La Commissione europea studia le misure per fronteggiare la grave crisi dovuta all’emergenza sanitaria. Il piano di ricostruzione finanziato dal Recovery Fund potrebbe essere un’ottima occasione per uniformare le regole italiane alle norme comunitarie.

Un piano di spesa per lo European Recovery Fund

La Commissione europea, spinta da vari paesi membri, sta studiando una serie di misure per fronteggiare “con una sola voce” la grave crisi economica e dei mercati a seguito dell’emergenza Covid-19. L’ipotesi è quella di un recovery plan ambizioso, sostenuto finanziariamente dallo European Recovery Fund e governato dalla Commissione. Un piano saldamente incardinato nei Trattati e nei regolamenti, che non hanno certo bisogno di essere stravolti o superati per avviarlo.

I titoli (meglio se irredimibili) – garantiti da un apposito fondo comune istituito con i contributi degli stati membri – che l’Unione dovesse collocare non darebbero necessariamente luogo né a prestiti ai paesi né a trasferimenti a fondo perduto, come spesso si tende sinteticamente a prevedere, ma a veri e propri investimenti dell’Unione, seppure, in molti casi, avvalendosi delle strutture degli stati membri. Un po’ come nel caso delle infrastrutture (di cui ai regolamenti 1315 e 1316 del 2013) che fanno parte delle reti europee: i progetti sono approvati e finanziati dall’Unione, ma realizzati (almeno in parte) dagli stati in base alla loro legislazione interna.

La capacità di elaborare progetti competitivi

In un simile quadro è in primo luogo decisiva la scelta dei progetti da presentare alla Commissione. È evidente che se il paese proporrà iniziative di modesta consistenza strategica o di trascurabile interesse comune, la Commissione non si sentirà vincolata. E, di nuovo, vi saranno da attendere le critiche degli stati del Nord Europa.
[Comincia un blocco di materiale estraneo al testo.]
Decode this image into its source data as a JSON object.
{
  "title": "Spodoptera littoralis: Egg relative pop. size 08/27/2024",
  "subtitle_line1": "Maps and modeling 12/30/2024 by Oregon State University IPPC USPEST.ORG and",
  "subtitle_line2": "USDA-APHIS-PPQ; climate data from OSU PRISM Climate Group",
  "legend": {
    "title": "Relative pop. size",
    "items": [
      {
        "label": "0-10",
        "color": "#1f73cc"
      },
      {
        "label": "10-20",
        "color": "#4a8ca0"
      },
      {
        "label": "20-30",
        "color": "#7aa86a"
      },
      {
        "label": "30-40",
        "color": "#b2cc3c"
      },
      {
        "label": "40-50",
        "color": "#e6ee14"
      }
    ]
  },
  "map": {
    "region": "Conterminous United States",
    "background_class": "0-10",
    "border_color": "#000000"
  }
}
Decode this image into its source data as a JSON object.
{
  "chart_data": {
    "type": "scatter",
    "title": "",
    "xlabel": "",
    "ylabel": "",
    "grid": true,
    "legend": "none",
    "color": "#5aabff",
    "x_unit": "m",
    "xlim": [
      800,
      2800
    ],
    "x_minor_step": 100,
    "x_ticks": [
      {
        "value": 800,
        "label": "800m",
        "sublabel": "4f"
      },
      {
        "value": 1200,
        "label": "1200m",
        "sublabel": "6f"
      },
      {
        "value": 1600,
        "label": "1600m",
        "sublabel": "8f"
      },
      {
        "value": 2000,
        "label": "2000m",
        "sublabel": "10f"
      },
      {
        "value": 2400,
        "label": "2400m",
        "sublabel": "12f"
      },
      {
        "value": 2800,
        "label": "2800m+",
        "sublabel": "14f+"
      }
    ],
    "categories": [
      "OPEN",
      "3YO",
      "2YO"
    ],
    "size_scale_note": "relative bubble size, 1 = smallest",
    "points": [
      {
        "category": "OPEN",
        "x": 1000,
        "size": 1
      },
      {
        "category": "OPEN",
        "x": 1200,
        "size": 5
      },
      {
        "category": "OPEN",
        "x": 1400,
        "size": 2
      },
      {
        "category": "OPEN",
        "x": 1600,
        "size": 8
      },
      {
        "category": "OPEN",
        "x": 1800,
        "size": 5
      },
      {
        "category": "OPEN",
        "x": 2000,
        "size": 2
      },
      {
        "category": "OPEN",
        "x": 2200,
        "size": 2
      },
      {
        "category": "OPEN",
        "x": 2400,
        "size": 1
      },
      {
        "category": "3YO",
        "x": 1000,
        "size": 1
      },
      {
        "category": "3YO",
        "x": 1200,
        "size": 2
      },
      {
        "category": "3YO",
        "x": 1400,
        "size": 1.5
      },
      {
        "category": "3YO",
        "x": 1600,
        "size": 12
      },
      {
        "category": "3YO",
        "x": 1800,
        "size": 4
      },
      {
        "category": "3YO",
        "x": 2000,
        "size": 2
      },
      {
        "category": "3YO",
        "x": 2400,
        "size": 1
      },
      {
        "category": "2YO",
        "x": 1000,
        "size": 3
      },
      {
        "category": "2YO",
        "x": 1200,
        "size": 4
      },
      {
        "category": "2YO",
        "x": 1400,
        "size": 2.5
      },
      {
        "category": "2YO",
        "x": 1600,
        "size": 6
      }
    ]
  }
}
Sotto questo profilo l’Italia deve recuperare in fretta molta capacità progettuale, di politica industriale e dei trasporti per essere credibile a Bruxelles e beneficiare appieno del piano di ricostruzione. Tanto più che rispetto ad altri paesi c’è davvero molto da recuperare. Ricerca scientifica di base e applicata, sanità, istruzione, industria, riqualificazione ambientale, consolidamento del territorio a rischio, trasporti e, probabilmente, agroalimentare costituiscono gli assi intorno ai quali costruire per promuovere la ripresa del continente, rafforzando anche competitività ed efficienza.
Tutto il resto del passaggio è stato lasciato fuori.